On Computation of P-values in Parametric Linkage Analysis

Azra Kurbasic and Ola Hössjer

Centre for Mathematical Sciences
Mathematical Statistics
Lund Institute of Technology,
Lund University,

ISSN 1403-9338
Parametric linkage analysis is usually used to find chromosomal regions linked to a disease (phenotype) that is described with a specific genetic model. This is done by investigating the relations between the disease and genetic markers, that is, loci of known position with a clear Mendelian mode of inheritance. Assume we have found an interesting region on a chromosome that we suspect is linked to the disease. Then we want to test the hypothesis of no linkage versus the alternative one of linkage. As a measure we use a maximal lod score $Z_{\mbox{\scriptsize max}}$. It is well known that the maximal lod score has asymptotically a $(2 \ln 10)^{-1}\times (\frac{1}{2}\chi^{2}(0)+\frac{1}{2}\chi^{2}(1))$ distribution under the null hypothesis of no linkage when only one point (one marker) on the chromosome is studied.
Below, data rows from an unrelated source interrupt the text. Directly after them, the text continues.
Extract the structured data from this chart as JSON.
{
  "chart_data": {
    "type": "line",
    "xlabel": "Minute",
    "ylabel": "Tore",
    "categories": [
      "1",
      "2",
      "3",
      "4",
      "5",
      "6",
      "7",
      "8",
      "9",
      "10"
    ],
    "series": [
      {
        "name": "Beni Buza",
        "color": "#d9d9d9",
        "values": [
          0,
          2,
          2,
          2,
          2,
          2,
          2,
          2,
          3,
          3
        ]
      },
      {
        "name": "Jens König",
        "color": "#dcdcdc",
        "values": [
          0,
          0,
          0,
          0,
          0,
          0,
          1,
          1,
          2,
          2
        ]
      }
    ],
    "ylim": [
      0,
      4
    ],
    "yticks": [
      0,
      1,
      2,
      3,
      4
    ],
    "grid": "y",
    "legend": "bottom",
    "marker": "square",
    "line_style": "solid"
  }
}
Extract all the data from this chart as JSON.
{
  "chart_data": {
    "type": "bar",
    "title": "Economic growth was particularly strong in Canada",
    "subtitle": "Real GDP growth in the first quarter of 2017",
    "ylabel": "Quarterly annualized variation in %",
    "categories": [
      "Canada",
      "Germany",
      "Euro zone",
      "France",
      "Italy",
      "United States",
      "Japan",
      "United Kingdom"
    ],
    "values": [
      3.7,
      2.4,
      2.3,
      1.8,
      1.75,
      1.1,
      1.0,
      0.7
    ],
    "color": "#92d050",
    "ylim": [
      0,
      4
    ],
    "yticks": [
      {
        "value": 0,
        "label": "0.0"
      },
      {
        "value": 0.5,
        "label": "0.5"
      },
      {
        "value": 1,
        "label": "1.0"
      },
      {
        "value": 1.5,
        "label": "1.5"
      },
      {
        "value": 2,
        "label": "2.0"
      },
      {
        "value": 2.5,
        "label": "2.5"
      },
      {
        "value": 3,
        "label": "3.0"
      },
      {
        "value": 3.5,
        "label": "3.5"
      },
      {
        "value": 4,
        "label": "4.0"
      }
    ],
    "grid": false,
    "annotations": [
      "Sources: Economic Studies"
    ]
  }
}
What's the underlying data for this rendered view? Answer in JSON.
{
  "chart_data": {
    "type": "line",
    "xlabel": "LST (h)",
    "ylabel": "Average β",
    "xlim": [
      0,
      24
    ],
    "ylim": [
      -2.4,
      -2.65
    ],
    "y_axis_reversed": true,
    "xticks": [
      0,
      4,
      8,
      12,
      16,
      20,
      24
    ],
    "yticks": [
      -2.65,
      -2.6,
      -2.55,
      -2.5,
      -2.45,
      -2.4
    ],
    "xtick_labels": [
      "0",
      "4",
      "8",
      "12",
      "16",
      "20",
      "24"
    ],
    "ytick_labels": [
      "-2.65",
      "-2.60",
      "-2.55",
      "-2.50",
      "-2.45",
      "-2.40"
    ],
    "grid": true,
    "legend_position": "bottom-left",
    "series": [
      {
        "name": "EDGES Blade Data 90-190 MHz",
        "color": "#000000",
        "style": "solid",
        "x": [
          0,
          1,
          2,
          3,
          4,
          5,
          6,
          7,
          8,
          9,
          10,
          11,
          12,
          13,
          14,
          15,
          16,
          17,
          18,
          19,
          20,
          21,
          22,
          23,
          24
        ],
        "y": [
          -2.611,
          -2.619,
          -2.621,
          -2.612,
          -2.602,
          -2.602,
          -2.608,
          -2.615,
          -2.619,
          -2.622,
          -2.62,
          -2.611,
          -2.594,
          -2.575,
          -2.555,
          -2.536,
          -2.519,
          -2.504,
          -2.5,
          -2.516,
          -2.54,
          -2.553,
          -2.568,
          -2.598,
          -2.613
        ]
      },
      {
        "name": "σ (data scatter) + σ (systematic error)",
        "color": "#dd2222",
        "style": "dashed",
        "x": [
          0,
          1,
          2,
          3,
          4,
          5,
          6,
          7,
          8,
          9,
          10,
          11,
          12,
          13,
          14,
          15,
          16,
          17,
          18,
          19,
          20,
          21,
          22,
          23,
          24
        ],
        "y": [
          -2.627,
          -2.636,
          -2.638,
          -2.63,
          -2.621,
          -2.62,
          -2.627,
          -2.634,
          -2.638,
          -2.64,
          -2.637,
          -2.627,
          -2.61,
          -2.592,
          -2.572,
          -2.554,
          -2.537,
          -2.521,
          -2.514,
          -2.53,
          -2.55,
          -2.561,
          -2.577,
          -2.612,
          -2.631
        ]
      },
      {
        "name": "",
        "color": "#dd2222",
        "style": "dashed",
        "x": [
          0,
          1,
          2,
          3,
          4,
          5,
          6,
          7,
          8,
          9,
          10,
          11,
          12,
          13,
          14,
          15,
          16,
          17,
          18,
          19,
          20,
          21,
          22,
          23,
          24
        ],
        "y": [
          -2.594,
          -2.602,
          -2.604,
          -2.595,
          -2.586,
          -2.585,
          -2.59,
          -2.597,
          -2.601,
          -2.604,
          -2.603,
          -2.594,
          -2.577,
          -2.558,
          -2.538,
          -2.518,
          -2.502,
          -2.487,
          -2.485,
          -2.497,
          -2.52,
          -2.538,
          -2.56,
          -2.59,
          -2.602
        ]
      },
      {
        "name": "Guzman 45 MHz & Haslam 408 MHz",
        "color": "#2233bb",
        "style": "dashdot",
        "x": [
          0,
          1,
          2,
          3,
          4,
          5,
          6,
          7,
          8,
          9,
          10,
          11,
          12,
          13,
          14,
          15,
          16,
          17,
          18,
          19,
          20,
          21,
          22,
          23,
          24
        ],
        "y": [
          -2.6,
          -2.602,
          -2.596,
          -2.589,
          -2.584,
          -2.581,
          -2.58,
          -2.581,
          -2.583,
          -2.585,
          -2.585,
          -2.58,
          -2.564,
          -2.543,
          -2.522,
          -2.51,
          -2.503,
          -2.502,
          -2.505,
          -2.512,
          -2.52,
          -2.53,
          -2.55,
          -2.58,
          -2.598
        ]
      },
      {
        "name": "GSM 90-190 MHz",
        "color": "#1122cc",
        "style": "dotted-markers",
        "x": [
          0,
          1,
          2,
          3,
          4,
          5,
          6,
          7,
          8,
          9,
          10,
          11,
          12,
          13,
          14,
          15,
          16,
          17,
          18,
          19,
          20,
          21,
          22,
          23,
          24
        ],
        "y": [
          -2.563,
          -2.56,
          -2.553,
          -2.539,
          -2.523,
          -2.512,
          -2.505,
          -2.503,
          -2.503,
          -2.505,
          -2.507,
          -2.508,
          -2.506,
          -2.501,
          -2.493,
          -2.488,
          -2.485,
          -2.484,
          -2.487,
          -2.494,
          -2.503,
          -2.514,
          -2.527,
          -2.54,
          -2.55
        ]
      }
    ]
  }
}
In this paper, we show, both by simulations and theoretical arguments, that the null hypothesis distribution of $Z_{\mbox{\scriptsize max}}$ has no simple form when more than one marker is used (multipoint analysis). In fact, the distribution of $Z_{\mbox{\scriptsize max}}$ depends both on the number of families, their structure, the genetic model, marker denseness, and marker informativity. This means
that a constant critical limit of $Z_{\mbox{\scriptsize max}}$ leads to tests associated with different significance levels. Because of the above-mentioned problems from the statistical point of view a p-value is a more desirable measure of significance than the maximal lod score.
Key words:
Linkage analysis, lod score distribution, pointwise/genomwide p-value.